What should in fact be a relatively simple question, is often quite difficult to answer, simply because there is normally another issue underlying it.
For many people, going to an AA meeting itself is an acknowledgement or a recognition of the fact that they may have a drink problem, and this is often a huge deal for them and other people.
Most people who have a serious drink problem are in denial about it, often for a large part of their life.
It often takes something seismic for them to recognise that they have a problem, let alone become willing to do something about it.
AA has become almost synonymous with the idea of getting sober and staying sober.
Whilst people may have very differing interpretations of what alcoholism is and means, the reality is often that going to AA is the first or the most focused thing people will do.
People may go on to other types of treatment, or simply get sober and stay sober on their own, but at some point there is a strong likelihood they will go to an AA meeting.
The nature of denial is often misunderstood, especially in the context of alcoholism and Alcoholics Anonymous.
Anyone who is an active alcoholic is likely at some point to become protective about their drinking, and depending upon the extent of that alcoholism, that defensiveness will increase as the drinking progresses.
Denial in this sense is protective, and someone who is an alcoholic is likely to get to a point where they see alcohol is being only thing that matters to them.
At this point, the worse things get both internally and externally, the more the alcoholic will turn to alcohol as being the only thing that matters, the only thing it is important for them to hold onto.
This is often why it is so baffling for someone who is not an alcoholic to understand try and make sense of why an alcoholic will carry on drinking in the face of almost relentless pressures to stop, both internal and external.
There has to come a point, where the internal pressure is so great that the alternative of going to AA as opposed to carry on drinking becomes a reality.
It is at this moment that someone might attend an AA meeting.
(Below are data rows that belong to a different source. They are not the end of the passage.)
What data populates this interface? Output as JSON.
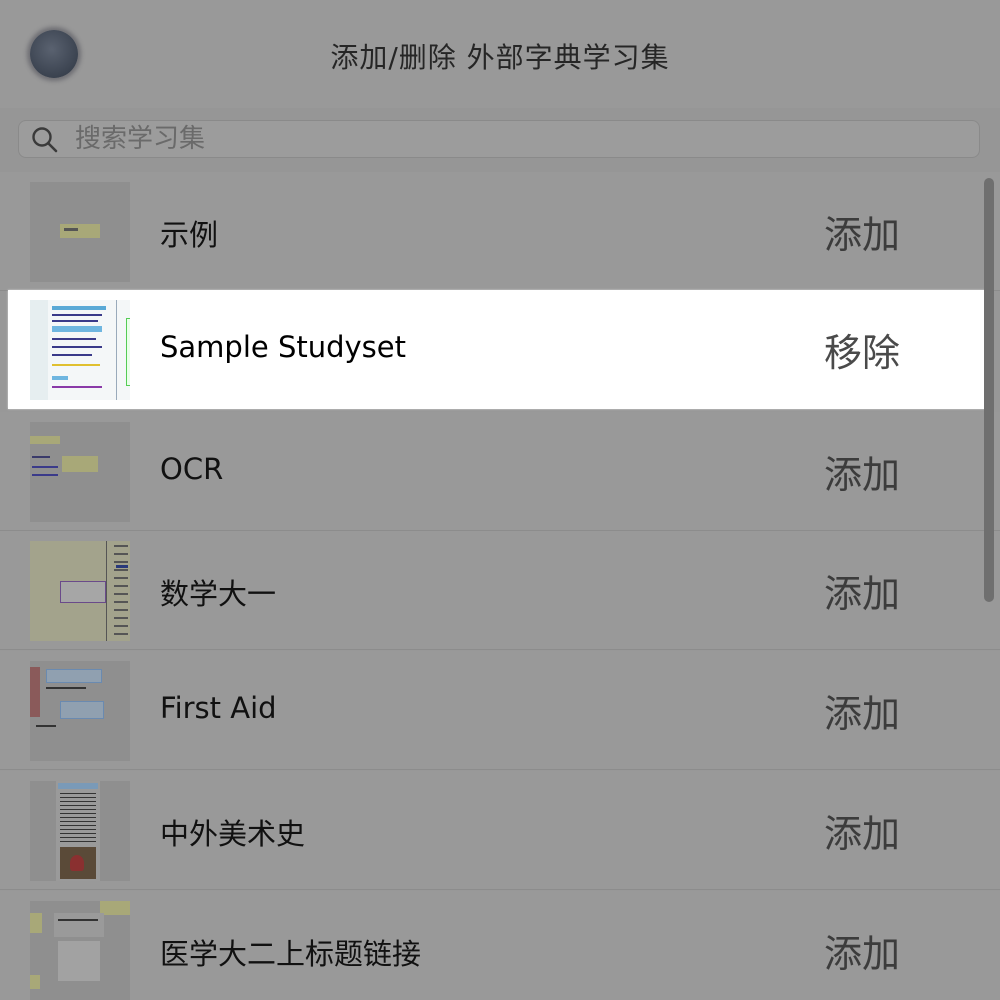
{
  "header": {
    "title": "添加/删除 外部字典学习集",
    "back_icon": "back-button-icon"
  },
  "search": {
    "placeholder": "搜索学习集",
    "value": "",
    "icon": "search-icon"
  },
  "studysets": [
    {
      "name": "示例",
      "action": "添加",
      "selected": false
    },
    {
      "name": "Sample Studyset",
      "action": "移除",
      "selected": true
    },
    {
      "name": "OCR",
      "action": "添加",
      "selected": false
    },
    {
      "name": "数学大一",
      "action": "添加",
      "selected": false
    },
    {
      "name": "First Aid",
      "action": "添加",
      "selected": false
    },
    {
      "name": "中外美术史",
      "action": "添加",
      "selected": false
    },
    {
      "name": "医学大二上标题链接",
      "action": "添加",
      "selected": false
    }
  ],
  "colors": {
    "overlay": "#999999",
    "selected_row": "#ffffff",
    "action_text": "#3c3c3c",
    "label_text": "#111111"
  }
}
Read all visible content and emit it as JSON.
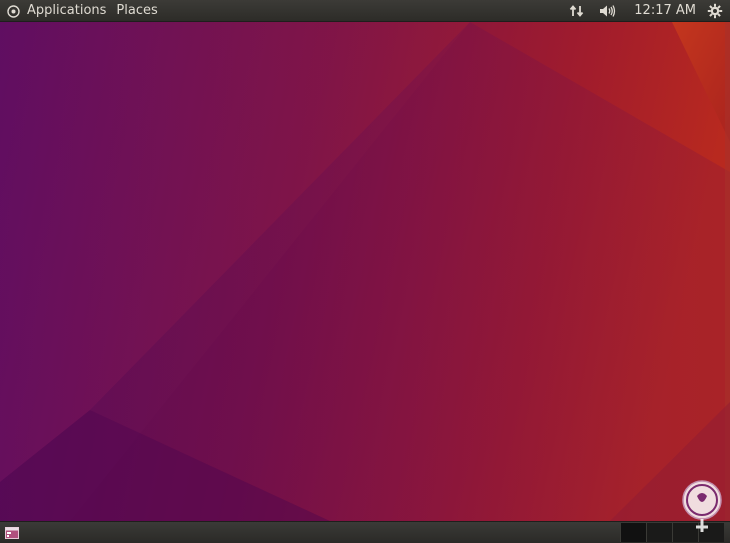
{
  "top_panel": {
    "menu": [
      {
        "label": "Applications"
      },
      {
        "label": "Places"
      }
    ],
    "indicators": {
      "network_icon": "network-arrows-icon",
      "volume_icon": "speaker-icon",
      "clock": "12:17 AM",
      "system_icon": "gear-icon"
    }
  },
  "bottom_panel": {
    "show_desktop_icon": "show-desktop-icon",
    "workspaces": 4
  },
  "colors": {
    "panel_bg": "#3c3b37",
    "panel_text": "#dfdbd2",
    "wallpaper_purple": "#5e0a5e",
    "wallpaper_red": "#a01e2a",
    "wallpaper_orange": "#c2361c"
  }
}
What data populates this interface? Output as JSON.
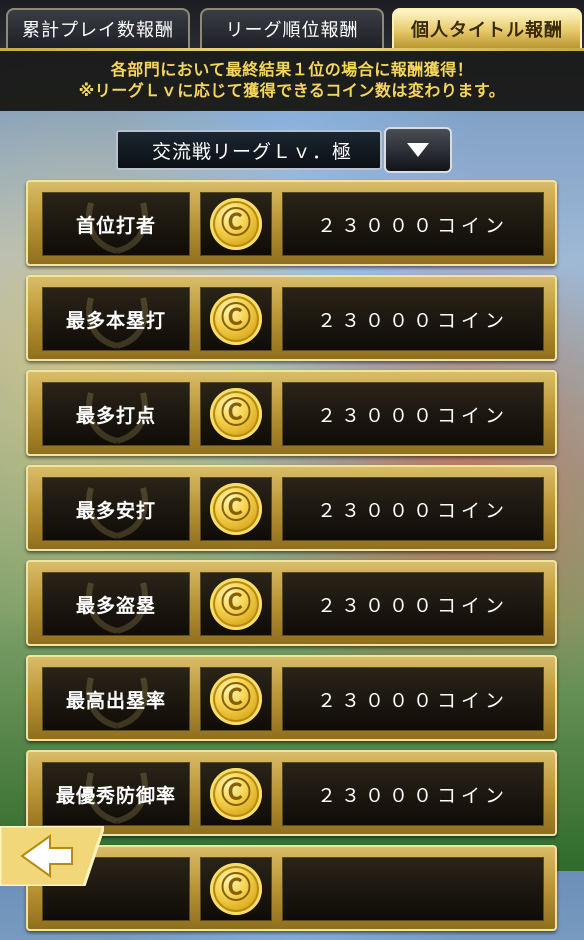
{
  "tabs": [
    {
      "label": "累計プレイ数報酬",
      "active": false
    },
    {
      "label": "リーグ順位報酬",
      "active": false
    },
    {
      "label": "個人タイトル報酬",
      "active": true
    }
  ],
  "notice": {
    "line1": "各部門において最終結果１位の場合に報酬獲得！",
    "line2": "※リーグＬｖに応じて獲得できるコイン数は変わります。"
  },
  "league_select": {
    "value": "交流戦リーグＬｖ．極",
    "icon": "chevron-down-icon"
  },
  "rewards": [
    {
      "title": "首位打者",
      "amount": "２３０００コイン"
    },
    {
      "title": "最多本塁打",
      "amount": "２３０００コイン"
    },
    {
      "title": "最多打点",
      "amount": "２３０００コイン"
    },
    {
      "title": "最多安打",
      "amount": "２３０００コイン"
    },
    {
      "title": "最多盗塁",
      "amount": "２３０００コイン"
    },
    {
      "title": "最高出塁率",
      "amount": "２３０００コイン"
    },
    {
      "title": "最優秀防御率",
      "amount": "２３０００コイン"
    },
    {
      "title": "",
      "amount": ""
    }
  ],
  "coin_glyph": "Ⓒ",
  "colors": {
    "notice_text": "#f5d55a",
    "row_gold": "#b99435",
    "active_tab": "#e6c96a"
  }
}
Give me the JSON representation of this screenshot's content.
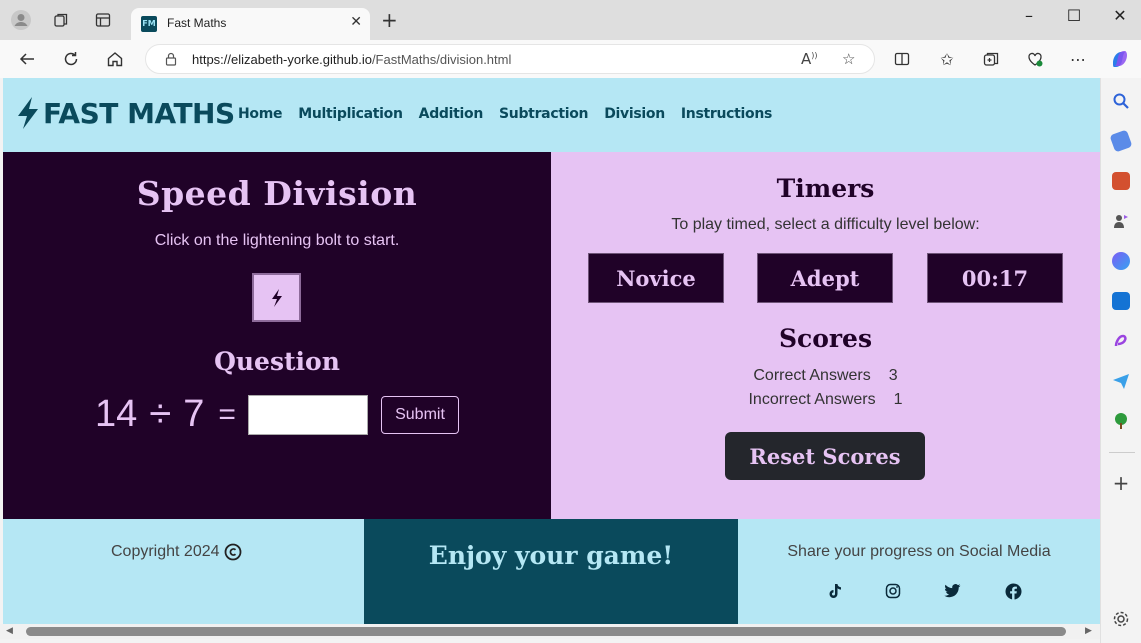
{
  "browser": {
    "tab_title": "Fast Maths",
    "tab_favicon_text": "FM",
    "url_host": "https://elizabeth-yorke.github.io",
    "url_path": "/FastMaths/division.html"
  },
  "site": {
    "logo_text": "FAST MATHS",
    "nav": [
      "Home",
      "Multiplication",
      "Addition",
      "Subtraction",
      "Division",
      "Instructions"
    ]
  },
  "game": {
    "title": "Speed Division",
    "subtitle": "Click on the lightening bolt to start.",
    "question_title": "Question",
    "operand1": "14",
    "operator": "÷",
    "operand2": "7",
    "equals": "=",
    "answer_value": "",
    "submit_label": "Submit"
  },
  "timers": {
    "title": "Timers",
    "subtitle": "To play timed, select a difficulty level below:",
    "buttons": [
      "Novice",
      "Adept",
      "00:17"
    ]
  },
  "scores": {
    "title": "Scores",
    "correct_label": "Correct Answers",
    "correct_value": "3",
    "incorrect_label": "Incorrect Answers",
    "incorrect_value": "1",
    "reset_label": "Reset Scores"
  },
  "footer": {
    "copyright": "Copyright 2024",
    "enjoy": "Enjoy your game!",
    "share": "Share your progress on Social Media",
    "social_icons": [
      "tiktok-icon",
      "instagram-icon",
      "twitter-icon",
      "facebook-icon"
    ]
  },
  "colors": {
    "header_bg": "#b5e7f4",
    "dark_purple": "#200228",
    "light_purple": "#e6c3f3",
    "teal": "#0a4a5c"
  }
}
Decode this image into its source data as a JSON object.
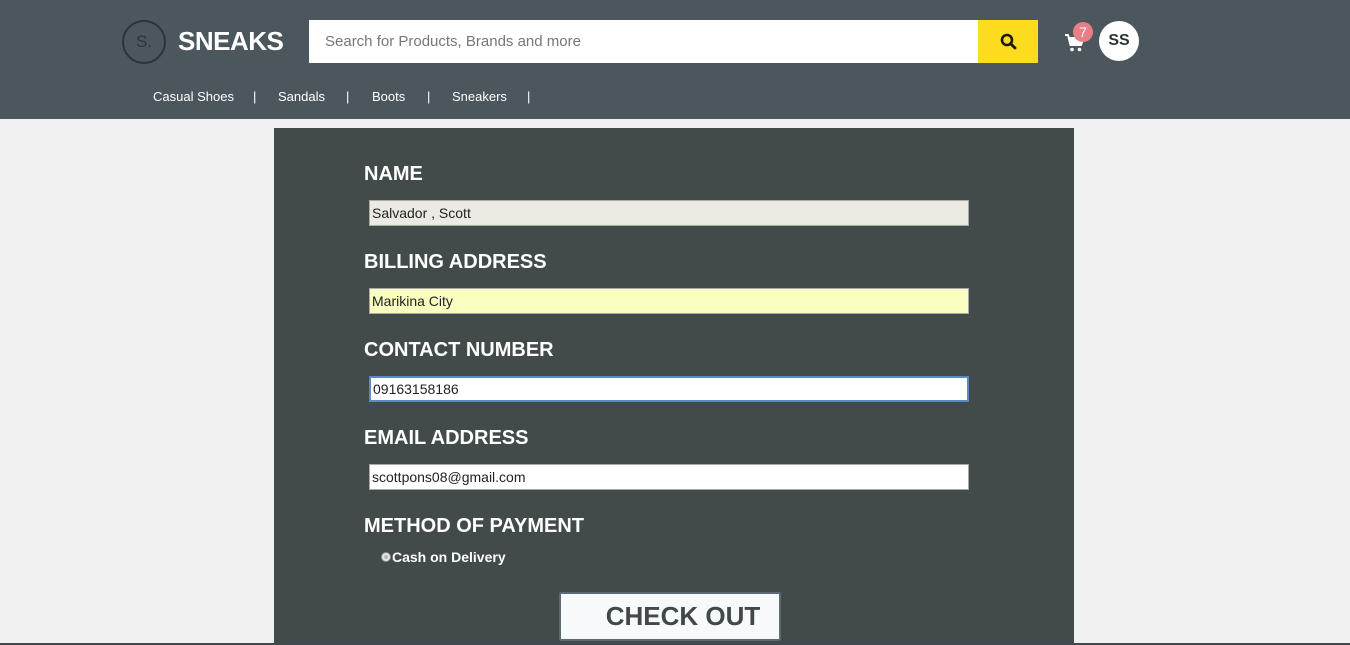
{
  "header": {
    "logo_mark": "S.",
    "logo_text": "SNEAKS",
    "search": {
      "placeholder": "Search for Products, Brands and more",
      "value": ""
    },
    "search_button_icon": "search-icon",
    "cart_icon": "cart-icon",
    "cart_count": "7",
    "avatar_initials": "SS"
  },
  "nav": {
    "items": [
      {
        "label": "Casual Shoes"
      },
      {
        "label": "Sandals"
      },
      {
        "label": "Boots"
      },
      {
        "label": "Sneakers"
      }
    ],
    "separator": "|"
  },
  "form": {
    "name_label": "NAME",
    "name_value": "Salvador , Scott",
    "address_label": "BILLING ADDRESS",
    "address_value": "Marikina City",
    "contact_label": "CONTACT NUMBER",
    "contact_value": "09163158186",
    "email_label": "EMAIL ADDRESS",
    "email_value": "scottpons08@gmail.com",
    "payment_label": "METHOD OF PAYMENT",
    "payment_option": "Cash on Delivery",
    "checkout_label": "CHECK OUT"
  },
  "colors": {
    "header_bg": "#4b575d",
    "search_button": "#fbdc1e",
    "badge": "#ea7e86",
    "panel_bg": "#434a4a",
    "page_bg": "#f1f1f1",
    "address_field_bg": "#fafdc0",
    "focus_border": "#5b88c6"
  }
}
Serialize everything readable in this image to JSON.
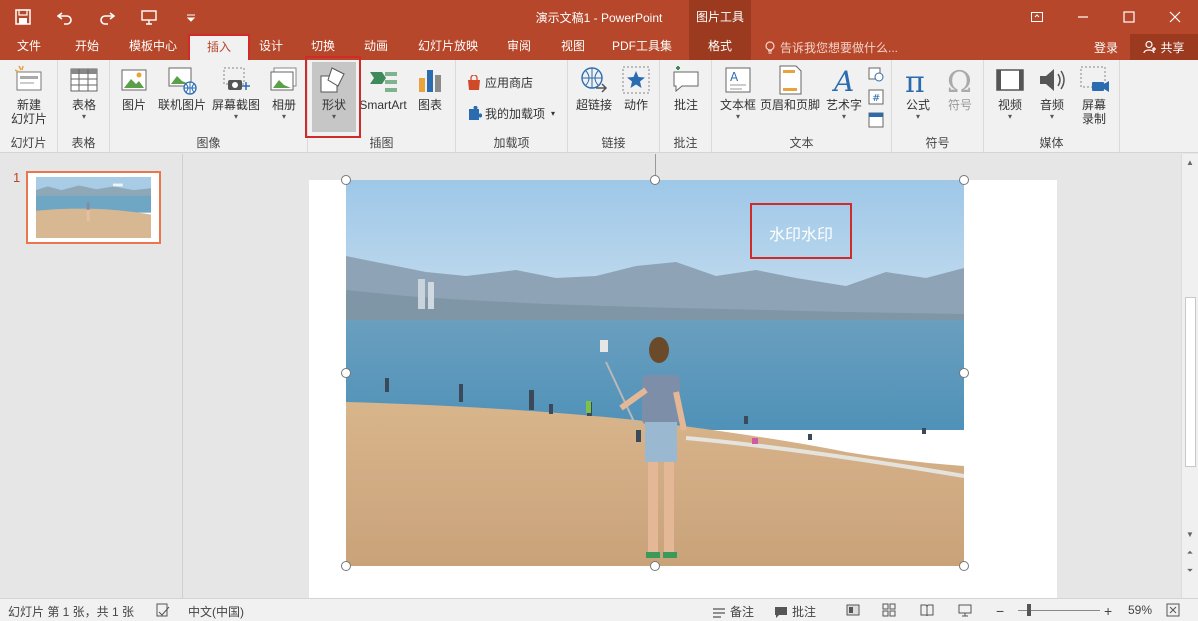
{
  "window": {
    "title": "演示文稿1 - PowerPoint",
    "context_header": "图片工具"
  },
  "qat": {
    "icons": [
      "save-icon",
      "undo-icon",
      "redo-icon",
      "present-icon",
      "customize-icon"
    ]
  },
  "tabs": [
    {
      "label": "文件"
    },
    {
      "label": "开始"
    },
    {
      "label": "模板中心"
    },
    {
      "label": "插入",
      "active": true
    },
    {
      "label": "设计"
    },
    {
      "label": "切换"
    },
    {
      "label": "动画"
    },
    {
      "label": "幻灯片放映"
    },
    {
      "label": "审阅"
    },
    {
      "label": "视图"
    },
    {
      "label": "PDF工具集"
    },
    {
      "label": "格式"
    }
  ],
  "tell_me": "告诉我您想要做什么...",
  "account": {
    "login": "登录",
    "share": "共享"
  },
  "ribbon": {
    "groups": {
      "slides": "幻灯片",
      "tables": "表格",
      "images": "图像",
      "illustrations": "插图",
      "addins": "加载项",
      "links": "链接",
      "comments": "批注",
      "text": "文本",
      "symbols": "符号",
      "media": "媒体"
    },
    "buttons": {
      "new_slide_1": "新建",
      "new_slide_2": "幻灯片",
      "table": "表格",
      "picture": "图片",
      "online_picture": "联机图片",
      "screenshot": "屏幕截图",
      "album": "相册",
      "shapes": "形状",
      "smartart": "SmartArt",
      "chart": "图表",
      "store": "应用商店",
      "my_addins": "我的加载项",
      "hyperlink": "超链接",
      "action": "动作",
      "comment": "批注",
      "textbox": "文本框",
      "header_footer": "页眉和页脚",
      "wordart": "艺术字",
      "equation": "公式",
      "symbol": "符号",
      "video": "视频",
      "audio": "音频",
      "screen_rec_1": "屏幕",
      "screen_rec_2": "录制"
    }
  },
  "thumbnails": {
    "slide_number": "1"
  },
  "slide": {
    "watermark_text": "水印水印"
  },
  "statusbar": {
    "slide_info": "幻灯片 第 1 张，共 1 张",
    "language": "中文(中国)",
    "notes": "备注",
    "comments": "批注",
    "zoom": "59%"
  }
}
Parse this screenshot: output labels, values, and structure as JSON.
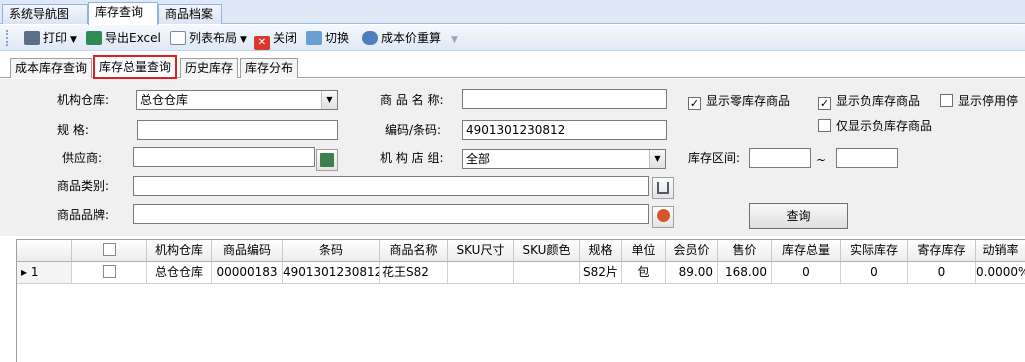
{
  "top_tabs": [
    "系统导航图",
    "库存查询",
    "商品档案"
  ],
  "toolbar": {
    "print": "打印",
    "export": "导出Excel",
    "layout": "列表布局",
    "close": "关闭",
    "switch": "切换",
    "recalc": "成本价重算",
    "icons": [
      "printer-icon",
      "excel-icon",
      "grid-layout-icon",
      "close-icon",
      "switch-icon",
      "recalculate-icon"
    ]
  },
  "sub_tabs": [
    "成本库存查询",
    "库存总量查询",
    "历史库存",
    "库存分布"
  ],
  "form": {
    "warehouse_label": "机构仓库:",
    "warehouse_value": "总仓仓库",
    "product_name_label": "商 品 名 称:",
    "product_name_value": "",
    "spec_label": "规      格:",
    "spec_value": "",
    "code_label": "编码/条码:",
    "code_value": "4901301230812",
    "supplier_label": "供应商:",
    "supplier_value": "",
    "store_group_label": "机 构 店 组:",
    "store_group_value": "全部",
    "stock_range_label": "库存区间:",
    "stock_range_sep": "~",
    "stock_min": "",
    "stock_max": "",
    "category_label": "商品类别:",
    "category_value": "",
    "brand_label": "商品品牌:",
    "brand_value": "",
    "show_zero_stock": "显示零库存商品",
    "show_negative_stock": "显示负库存商品",
    "show_disabled": "显示停用停",
    "only_negative_stock": "仅显示负库存商品",
    "query_button": "查询"
  },
  "checks": {
    "show_zero_stock": true,
    "show_negative_stock": true,
    "show_disabled": false,
    "only_negative_stock": false
  },
  "grid": {
    "columns": [
      "",
      "",
      "机构仓库",
      "商品编码",
      "条码",
      "商品名称",
      "SKU尺寸",
      "SKU颜色",
      "规格",
      "单位",
      "会员价",
      "售价",
      "库存总量",
      "实际库存",
      "寄存库存",
      "动销率"
    ],
    "rows": [
      [
        "▸ 1",
        "",
        "总仓仓库",
        "00000183",
        "4901301230812",
        "花王S82",
        "",
        "",
        "S82片",
        "包",
        "89.00",
        "168.00",
        "0",
        "0",
        "0",
        "0.0000%"
      ]
    ]
  },
  "colors": {
    "highlight_border": "#e02020",
    "tab_bg": "#dfe8f6"
  }
}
Timing is crucial, as this may be the only time the alcoholic is exposed to the reality of what can happen to help them get and stay sober.
This is really about the reality of what happens at an AA meeting. There may be many different formats, readings talks etc, but there is one central element which should run through all and any meeting.
What is at the heart of all AA meetings is a mix of people from all walks of life, some of whom will be new, some will have been sober a long time and some have been sober for differing lengths of time. there may also be some people whoa are still actively drinking, although not usually at the meeting.
All are there on an equal basis, and will share with each other what helped and did not help them get sober, and what they find helpful in their day-to-day life regarding sobriety.
It is this sharing of experience, both at a group level and on a one-to-one basis that really is the heart of Alcoholics Anonymous, and should be at the heart of most meetings.
There is also often continual sharing between people before and after meetings, and often on the telephone during the day or at night when there are no meetings taking place.
The Spirit of AA
The practicality of describing an AA meeting can give it a sense of normality that in fact it does not have.
In addition to individuals sharing with each other about their alcoholism and recovery, there is an energy to the meeting that transcends the actual event itself.
This energy is hard to define, but most people seem to experience it, albeit in different ways.
This energy goes a long way to explaining the reality of Alcoholics Anonymous, but is also as one of the undefinable elements that makes it so hard to give a concrete picture of what Alcoholics Anonymous is, and how AA meetings work.